Reporting of Unsuccessful Attempts at Home Delivery with or without Adverse Consequences

In 2006 there were 24,970 home deliveries reported in the United States[1]. Obstetrician-gynecologists and other members of the medical community may be faced with the presentation of an obstetrical patient who has attempted home delivery unsuccessfully. The need exists to quantitate the frequency and information of these events. The goal of this registry is to attempt to quantitate when home delivery is unsuccessful and what the outcomes are. To be HIPPA-compliant, no identifying information will be requested. Data points include the state of occurrence, as well as the month and year of delivery, maternal and gestation age, gravidity and parity and obstetric or neonatal complications. An attempt to identify the home attendant type if known will also be useful data.

ACOG appreciates your recognition of this issue and your utilization of this registry to assist us in data collection.

In a backlash they never saw coming, ACOG got data - just not the data they expected.
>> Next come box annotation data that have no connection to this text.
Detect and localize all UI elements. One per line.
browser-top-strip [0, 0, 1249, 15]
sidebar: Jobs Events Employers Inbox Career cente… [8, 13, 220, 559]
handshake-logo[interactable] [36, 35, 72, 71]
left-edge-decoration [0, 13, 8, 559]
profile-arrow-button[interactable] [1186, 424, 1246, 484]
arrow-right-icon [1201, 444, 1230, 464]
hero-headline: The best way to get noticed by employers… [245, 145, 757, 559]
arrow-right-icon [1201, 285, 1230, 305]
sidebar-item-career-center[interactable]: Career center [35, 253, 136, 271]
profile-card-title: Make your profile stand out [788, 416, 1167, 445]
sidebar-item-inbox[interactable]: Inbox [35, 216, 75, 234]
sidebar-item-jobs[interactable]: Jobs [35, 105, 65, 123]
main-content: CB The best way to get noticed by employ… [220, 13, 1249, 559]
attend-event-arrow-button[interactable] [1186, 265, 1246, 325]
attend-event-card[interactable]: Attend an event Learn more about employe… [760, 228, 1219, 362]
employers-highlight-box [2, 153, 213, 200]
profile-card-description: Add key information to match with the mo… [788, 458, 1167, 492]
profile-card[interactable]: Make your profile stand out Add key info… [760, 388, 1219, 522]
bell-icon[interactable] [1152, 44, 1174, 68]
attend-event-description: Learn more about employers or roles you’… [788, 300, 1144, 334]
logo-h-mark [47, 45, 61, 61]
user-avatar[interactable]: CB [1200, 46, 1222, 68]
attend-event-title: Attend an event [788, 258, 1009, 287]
Their collection form was instead flooded with the positive homebirth stories of mothers nationwide who've had enough of their unfounded attacks on homebirth, midwifery and women's rights in general, and decided to fight back.

After this outpouring of positive homebirth support, ACOG put their submission form on a members-only, login page:

Maybe they'll take the hint and put their self-interested policies locked far, far away from women, right where they belong.

If they do make the form public again, rest assured that the positive flood of homebirth stories will resume - they'll get the message one way or another, eventually.

Saturday, August 29, 2009

Mayim Bialik "Blossoms" into My Kind of Woman

In the early 90s, Mayim Bialik was the teen icon of the show "Blossom", wherein she lived with her two brothers and spent time with her best friend, Six.

I must admit that although I've heard of the show, I never saw it, mostly in part to strict parents and a strong preference for books over television.

But it seems that Mayim, who took 15 years off after the show to earn a Doctorate and start her family, grew into my kind of woman - a homebirthing, breastfeeding, cosleeping, anti-vaxing, ec-ing, baby-wearing, homeschooling, more-than-just-a-little-crunchy mom.

You can check out a recent interview with her here:

I wish there had been more time for her to discuss her choices and why she and her husband made them. It really makes a powerful statement on the mainstream when public figures share their "unconventional view" about parenting and birth.

If only this would happen more often, eventually the tide could shift to make the current mainstream the unconventional ones.